Trajectory Stitching for Solving Inverse Problems with Flow-Based Models

TL;DR

MS-Flow introduces a trajectory-based approach with intermediate latent states for flow models, reducing memory costs and enhancing inverse problem solutions like inpainting and super-resolution.

Contribution

It proposes MS-Flow, a novel method that models the generative trajectory with intermediate states, improving efficiency and reconstruction quality in inverse problems.

Findings

MS-Flow reduces memory usage compared to traditional methods.

MS-Flow achieves better reconstruction quality in image recovery tasks.

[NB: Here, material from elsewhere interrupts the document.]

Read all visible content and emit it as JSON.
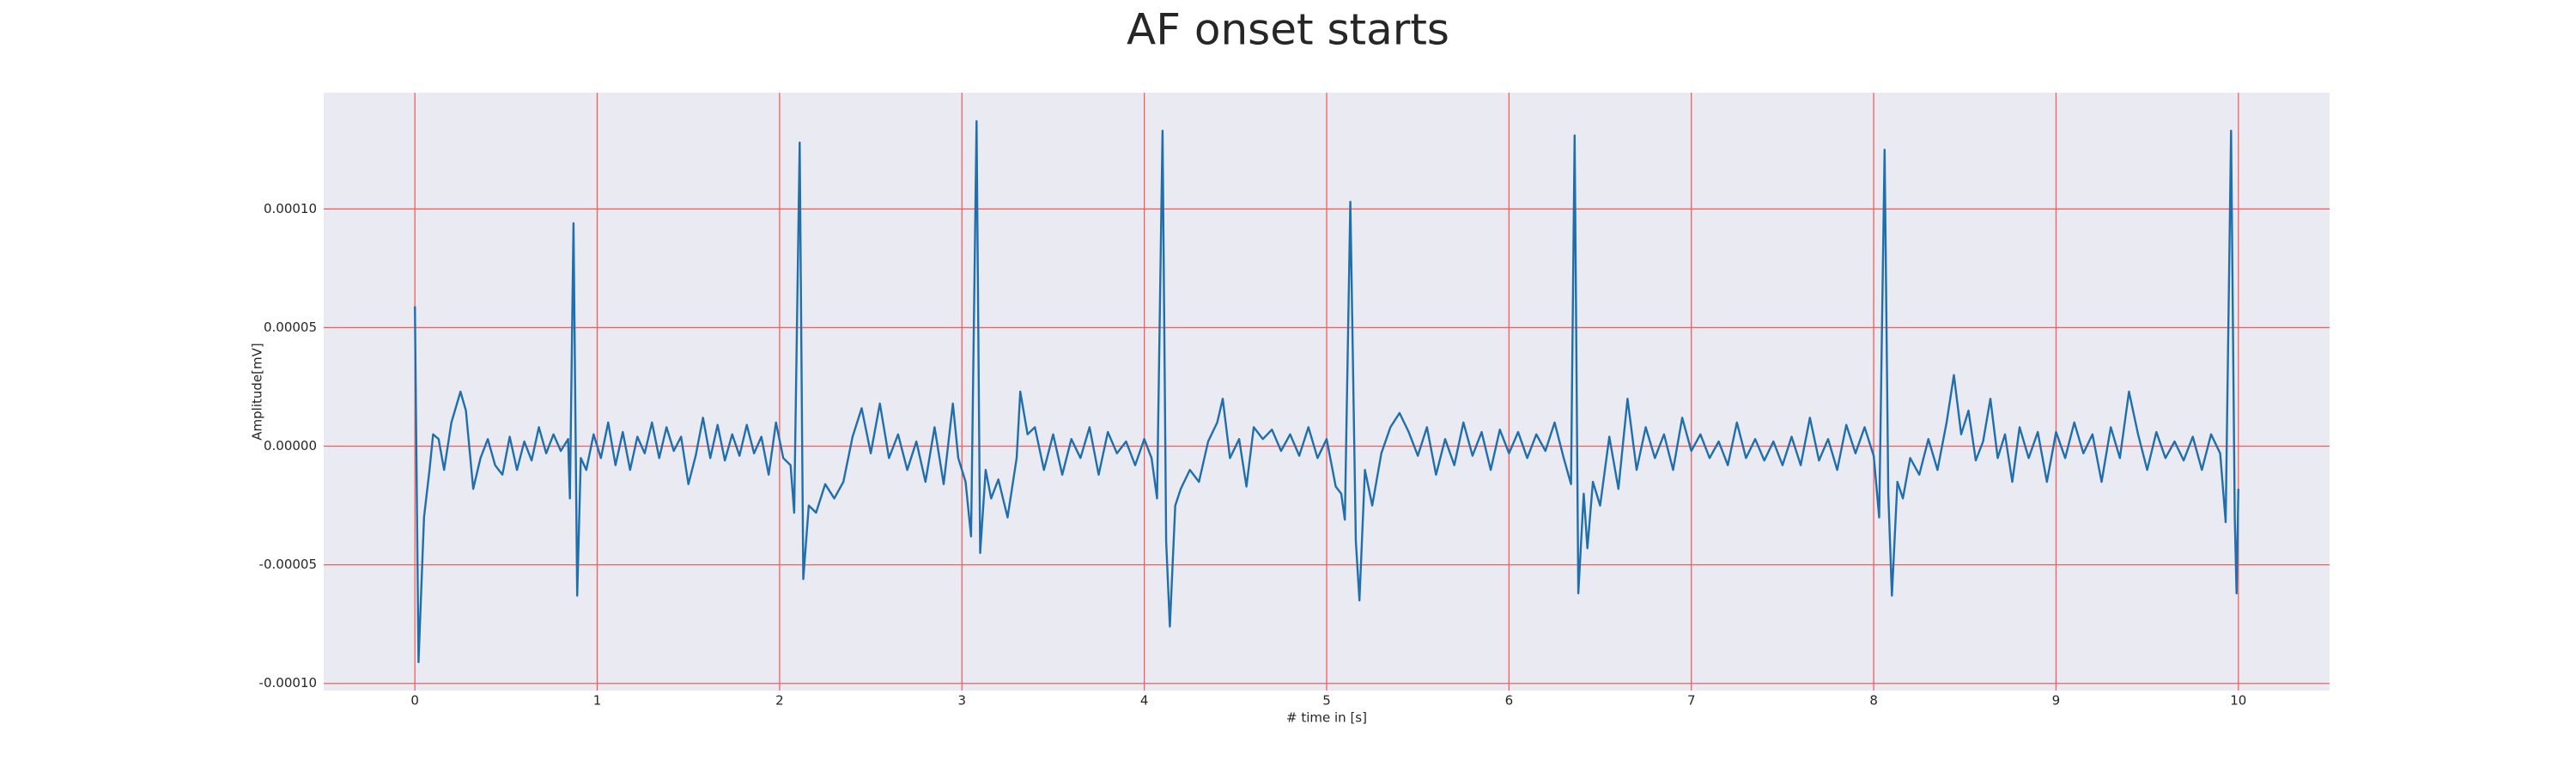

Demonstrated effectiveness on inpainting, super-resolution, and CT reconstruction.

Abstract

Flow-based generative models have emerged as powerful priors for solving inverse problems. One option is to directly optimize the initial latent code (noise), such that the flow output solves the inverse problem. However, this requires backpropagating through the entire generative trajectory, incurring high memory costs and numerical instability. We propose MS-Flow, which represents the trajectory as a sequence of intermediate latent states rather than a single initial code. By enforcing the flow dynamics locally and coupling segments through trajectory-matching penalties, MS-Flow alternates between updating intermediate latent states and enforcing consistency with observed data. This reduces memory consumption while improving reconstruction quality. We demonstrate the effectiveness of MS-Flow over existing methods on image recovery and inverse problems, including inpainting, super-resolution, and computed tomography.